Back north of the river, to Kilburn, not far from Harlesden, where a house at 74 Christchurch Avenue, NW6, became the brothel – only for the film, I have to add – at which gangster’s son Kirill dubiously insists on watching driver Nikolai have sex with one of the girls to prove he’s not ‘queer’.
Pakeman House, on the south side of Surrey Row SE1, Southwark, is the block of flats outside which Nikolai waits for Uncle Stepan (Jerzy Skolimowski) to return home, after he disturbingly promises to deal with him. Skolimowski, by the way, is the Polish-born director of Deep End, The Shout and Moonlighting.
Further southeast in Bermondsey, the Wimpy, 251A Southwark Park Road, SE16, is the burger place where Anna hands over the incriminating diary to Nikolai. Just to the south, 48A Monnow Road, SE1, is the house where Anna lives with Stepan and her aunt, Helen (Sinéad Cusack).
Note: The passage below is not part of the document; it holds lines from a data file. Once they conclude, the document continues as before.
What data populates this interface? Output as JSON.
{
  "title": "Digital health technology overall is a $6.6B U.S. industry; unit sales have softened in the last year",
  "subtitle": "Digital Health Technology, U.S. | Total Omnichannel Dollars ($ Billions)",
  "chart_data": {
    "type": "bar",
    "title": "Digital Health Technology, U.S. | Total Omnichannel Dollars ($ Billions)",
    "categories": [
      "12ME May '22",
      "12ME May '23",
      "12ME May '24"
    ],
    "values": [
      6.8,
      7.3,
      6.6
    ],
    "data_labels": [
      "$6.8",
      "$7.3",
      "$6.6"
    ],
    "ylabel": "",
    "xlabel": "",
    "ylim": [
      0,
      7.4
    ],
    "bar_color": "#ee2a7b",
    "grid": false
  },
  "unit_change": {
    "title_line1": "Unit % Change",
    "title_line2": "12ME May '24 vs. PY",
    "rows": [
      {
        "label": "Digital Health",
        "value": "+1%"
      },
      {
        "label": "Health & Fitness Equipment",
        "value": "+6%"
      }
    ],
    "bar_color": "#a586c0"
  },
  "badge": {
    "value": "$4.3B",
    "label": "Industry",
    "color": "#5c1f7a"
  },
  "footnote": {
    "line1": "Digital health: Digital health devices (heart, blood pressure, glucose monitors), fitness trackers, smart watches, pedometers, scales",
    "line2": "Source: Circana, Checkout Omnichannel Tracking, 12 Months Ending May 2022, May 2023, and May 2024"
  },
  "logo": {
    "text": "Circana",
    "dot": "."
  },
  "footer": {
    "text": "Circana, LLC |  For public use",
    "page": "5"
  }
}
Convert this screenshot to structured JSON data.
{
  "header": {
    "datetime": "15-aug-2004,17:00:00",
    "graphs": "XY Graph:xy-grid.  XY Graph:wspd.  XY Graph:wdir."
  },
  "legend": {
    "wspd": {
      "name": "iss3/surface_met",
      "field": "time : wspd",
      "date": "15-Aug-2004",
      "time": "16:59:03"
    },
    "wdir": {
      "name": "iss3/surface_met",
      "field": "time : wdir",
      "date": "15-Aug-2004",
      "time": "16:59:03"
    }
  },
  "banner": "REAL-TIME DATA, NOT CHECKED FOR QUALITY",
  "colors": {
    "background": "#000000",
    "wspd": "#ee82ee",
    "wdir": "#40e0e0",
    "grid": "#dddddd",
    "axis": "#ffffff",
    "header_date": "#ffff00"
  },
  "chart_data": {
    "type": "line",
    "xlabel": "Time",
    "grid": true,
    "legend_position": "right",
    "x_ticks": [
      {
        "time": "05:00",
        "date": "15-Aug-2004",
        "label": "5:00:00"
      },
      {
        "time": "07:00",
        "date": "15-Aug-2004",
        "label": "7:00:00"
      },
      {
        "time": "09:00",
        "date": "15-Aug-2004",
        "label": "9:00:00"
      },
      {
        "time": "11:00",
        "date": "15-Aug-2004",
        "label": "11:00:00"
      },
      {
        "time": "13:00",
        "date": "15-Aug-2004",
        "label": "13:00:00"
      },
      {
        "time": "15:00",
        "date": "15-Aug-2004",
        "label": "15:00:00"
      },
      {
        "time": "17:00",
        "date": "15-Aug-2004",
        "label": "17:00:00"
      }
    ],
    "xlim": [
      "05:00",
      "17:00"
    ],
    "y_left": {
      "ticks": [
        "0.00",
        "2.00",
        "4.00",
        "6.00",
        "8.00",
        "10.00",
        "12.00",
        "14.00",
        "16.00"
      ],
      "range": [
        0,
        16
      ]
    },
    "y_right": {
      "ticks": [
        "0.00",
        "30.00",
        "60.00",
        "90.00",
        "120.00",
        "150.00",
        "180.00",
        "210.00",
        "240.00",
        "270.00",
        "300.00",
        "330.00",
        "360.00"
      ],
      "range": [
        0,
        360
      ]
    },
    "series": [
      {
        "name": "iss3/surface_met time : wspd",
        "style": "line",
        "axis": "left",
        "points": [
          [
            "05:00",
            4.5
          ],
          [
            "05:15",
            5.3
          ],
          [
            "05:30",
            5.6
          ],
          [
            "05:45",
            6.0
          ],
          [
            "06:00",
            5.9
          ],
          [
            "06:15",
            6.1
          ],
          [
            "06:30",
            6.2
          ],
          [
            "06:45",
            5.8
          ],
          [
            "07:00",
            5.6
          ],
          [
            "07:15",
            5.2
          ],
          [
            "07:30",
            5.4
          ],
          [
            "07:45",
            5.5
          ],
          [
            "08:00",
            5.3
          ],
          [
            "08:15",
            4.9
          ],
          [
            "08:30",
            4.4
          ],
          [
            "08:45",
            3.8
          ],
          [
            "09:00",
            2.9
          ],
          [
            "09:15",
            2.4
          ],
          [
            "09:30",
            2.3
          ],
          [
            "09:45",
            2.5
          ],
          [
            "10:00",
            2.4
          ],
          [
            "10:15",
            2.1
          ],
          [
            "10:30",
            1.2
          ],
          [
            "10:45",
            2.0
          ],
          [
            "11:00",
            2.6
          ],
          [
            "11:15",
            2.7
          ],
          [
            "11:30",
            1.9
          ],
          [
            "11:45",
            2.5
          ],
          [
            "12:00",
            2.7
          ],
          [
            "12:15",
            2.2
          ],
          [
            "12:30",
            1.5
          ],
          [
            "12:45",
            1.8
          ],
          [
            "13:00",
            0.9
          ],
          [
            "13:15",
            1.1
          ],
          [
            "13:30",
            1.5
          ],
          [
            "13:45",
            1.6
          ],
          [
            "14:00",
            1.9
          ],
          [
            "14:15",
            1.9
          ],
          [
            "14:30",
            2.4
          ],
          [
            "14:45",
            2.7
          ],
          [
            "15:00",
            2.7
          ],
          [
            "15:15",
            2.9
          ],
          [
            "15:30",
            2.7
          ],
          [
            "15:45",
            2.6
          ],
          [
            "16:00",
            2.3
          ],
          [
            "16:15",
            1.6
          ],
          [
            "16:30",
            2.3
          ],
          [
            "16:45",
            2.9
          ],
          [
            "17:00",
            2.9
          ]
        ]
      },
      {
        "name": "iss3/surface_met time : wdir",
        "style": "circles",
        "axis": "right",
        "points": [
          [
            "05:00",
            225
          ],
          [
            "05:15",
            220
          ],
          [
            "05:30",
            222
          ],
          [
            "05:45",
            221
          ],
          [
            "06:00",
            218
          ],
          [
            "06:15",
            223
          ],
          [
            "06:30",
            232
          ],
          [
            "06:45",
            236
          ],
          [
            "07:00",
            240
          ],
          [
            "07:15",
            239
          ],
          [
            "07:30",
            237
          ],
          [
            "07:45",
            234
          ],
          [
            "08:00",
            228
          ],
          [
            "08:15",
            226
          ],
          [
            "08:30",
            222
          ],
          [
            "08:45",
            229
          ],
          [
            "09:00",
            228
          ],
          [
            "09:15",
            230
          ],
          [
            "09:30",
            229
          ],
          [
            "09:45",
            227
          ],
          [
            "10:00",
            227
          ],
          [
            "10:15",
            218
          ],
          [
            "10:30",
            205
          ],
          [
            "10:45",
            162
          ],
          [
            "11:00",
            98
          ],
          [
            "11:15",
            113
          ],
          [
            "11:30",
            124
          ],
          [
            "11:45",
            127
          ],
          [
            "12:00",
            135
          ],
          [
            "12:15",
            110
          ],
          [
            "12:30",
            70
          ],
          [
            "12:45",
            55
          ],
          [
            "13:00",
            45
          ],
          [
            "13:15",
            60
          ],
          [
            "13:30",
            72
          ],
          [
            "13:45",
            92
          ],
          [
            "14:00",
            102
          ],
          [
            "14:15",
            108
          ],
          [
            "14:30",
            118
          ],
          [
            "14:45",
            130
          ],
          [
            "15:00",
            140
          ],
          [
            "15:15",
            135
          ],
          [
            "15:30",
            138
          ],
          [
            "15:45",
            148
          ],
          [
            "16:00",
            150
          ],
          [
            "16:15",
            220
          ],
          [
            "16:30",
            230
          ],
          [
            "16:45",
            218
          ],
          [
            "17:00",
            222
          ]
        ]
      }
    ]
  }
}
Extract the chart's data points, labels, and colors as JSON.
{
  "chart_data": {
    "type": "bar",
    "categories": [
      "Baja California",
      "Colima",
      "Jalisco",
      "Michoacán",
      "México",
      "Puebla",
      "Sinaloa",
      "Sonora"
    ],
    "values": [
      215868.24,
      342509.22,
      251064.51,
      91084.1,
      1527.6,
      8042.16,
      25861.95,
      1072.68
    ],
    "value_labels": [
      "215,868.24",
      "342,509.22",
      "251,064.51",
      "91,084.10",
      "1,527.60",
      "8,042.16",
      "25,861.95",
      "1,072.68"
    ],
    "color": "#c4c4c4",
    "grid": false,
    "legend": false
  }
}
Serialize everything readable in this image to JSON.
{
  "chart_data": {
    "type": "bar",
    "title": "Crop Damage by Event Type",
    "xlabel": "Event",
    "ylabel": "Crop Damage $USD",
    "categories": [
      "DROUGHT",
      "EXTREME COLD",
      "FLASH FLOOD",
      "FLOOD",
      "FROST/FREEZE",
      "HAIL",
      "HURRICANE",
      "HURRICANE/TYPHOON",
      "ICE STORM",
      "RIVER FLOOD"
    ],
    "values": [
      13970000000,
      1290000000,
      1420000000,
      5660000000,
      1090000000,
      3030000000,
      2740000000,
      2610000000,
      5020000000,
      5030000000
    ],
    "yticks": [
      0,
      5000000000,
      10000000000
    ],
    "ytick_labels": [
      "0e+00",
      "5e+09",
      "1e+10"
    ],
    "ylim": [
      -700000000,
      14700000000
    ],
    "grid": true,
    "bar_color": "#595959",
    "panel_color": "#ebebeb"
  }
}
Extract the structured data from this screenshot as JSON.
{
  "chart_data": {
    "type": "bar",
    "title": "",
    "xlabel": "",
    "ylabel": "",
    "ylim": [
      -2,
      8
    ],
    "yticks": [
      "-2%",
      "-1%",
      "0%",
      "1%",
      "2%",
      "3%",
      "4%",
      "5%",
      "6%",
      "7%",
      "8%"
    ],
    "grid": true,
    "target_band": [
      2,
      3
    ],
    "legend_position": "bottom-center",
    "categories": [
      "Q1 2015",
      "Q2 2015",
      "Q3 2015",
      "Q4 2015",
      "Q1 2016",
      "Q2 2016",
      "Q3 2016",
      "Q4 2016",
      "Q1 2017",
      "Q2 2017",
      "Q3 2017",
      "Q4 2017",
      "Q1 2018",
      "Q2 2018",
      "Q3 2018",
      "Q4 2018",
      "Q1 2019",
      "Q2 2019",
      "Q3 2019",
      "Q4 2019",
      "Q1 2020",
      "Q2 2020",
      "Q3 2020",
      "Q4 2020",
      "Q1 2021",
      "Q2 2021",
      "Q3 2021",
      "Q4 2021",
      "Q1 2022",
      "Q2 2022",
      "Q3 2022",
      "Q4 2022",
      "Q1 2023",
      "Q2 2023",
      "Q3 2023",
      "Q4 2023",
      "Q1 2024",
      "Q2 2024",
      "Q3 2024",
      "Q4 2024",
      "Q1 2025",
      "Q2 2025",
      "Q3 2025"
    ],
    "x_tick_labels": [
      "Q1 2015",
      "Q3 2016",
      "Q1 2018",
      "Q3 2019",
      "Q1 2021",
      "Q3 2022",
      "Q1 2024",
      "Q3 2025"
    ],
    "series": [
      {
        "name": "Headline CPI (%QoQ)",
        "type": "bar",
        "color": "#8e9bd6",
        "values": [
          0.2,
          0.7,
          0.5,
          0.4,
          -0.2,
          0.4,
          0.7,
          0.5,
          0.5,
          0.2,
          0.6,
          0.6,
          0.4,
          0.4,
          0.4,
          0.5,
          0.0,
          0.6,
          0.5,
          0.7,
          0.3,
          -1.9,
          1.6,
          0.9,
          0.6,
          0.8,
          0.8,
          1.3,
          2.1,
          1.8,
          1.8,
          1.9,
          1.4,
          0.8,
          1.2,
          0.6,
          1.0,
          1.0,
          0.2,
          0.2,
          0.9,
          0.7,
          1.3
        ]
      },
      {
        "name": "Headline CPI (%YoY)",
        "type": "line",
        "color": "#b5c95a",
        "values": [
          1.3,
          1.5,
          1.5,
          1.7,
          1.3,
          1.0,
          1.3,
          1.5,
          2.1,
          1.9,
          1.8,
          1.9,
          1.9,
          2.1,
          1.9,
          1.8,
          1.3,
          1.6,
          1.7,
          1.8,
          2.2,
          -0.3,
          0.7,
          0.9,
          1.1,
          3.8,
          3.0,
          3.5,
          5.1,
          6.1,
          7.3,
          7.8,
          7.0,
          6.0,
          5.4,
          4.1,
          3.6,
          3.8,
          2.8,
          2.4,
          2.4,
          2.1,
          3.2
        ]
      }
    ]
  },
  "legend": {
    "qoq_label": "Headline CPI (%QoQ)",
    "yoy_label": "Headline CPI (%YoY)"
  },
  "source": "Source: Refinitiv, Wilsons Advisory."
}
Bloody revenge is graphically exacted on Soyka’s killer among the blue-and-white scarved Chelsea football fans swarming through Brompton Cemetery, Old Brompton Road, in Earl’s Court, SW5. Usually chosen for its Victorian Gothic atmosphere (remember Lord Blackwood (Mark Strong) rising from the vault here in Guy Ritchie’s Sherlock Holmes?) the cemetery stands in the shadow of Stamford Bridge – home of Chelsea FC – usually scrupulously avoided onscreen. There's a coincidental Russian connection – the Brompton Cemetery’s chapel was used as the ‘St Petersburg’ church in 1995 Bond movie GoldenEye and crops up again in Mission: Impossible – Rogue Nation and in Guy Ritchie's 2019 The Gentlemen.
The Turkish Bath, to which Nikolai is unwittingly lured to be whacked, is the Ironmonger Row Baths, 1-11 Ironmonger Row, EC1, near to Old Street tube. Built in 1931 as a public wash-house, it"s now a Grade II-listed building, currently undergoing renovation in time for the Olympic Games.
The interior, where Nikolai bloodily fights off two assassins, was to have been filmed in the famous Porchester Hall Baths in Bayswater (seen in Quadrophenia), but steam turns out not to be good for expensive movie cameras, and the baths were eventually recreated in the studio.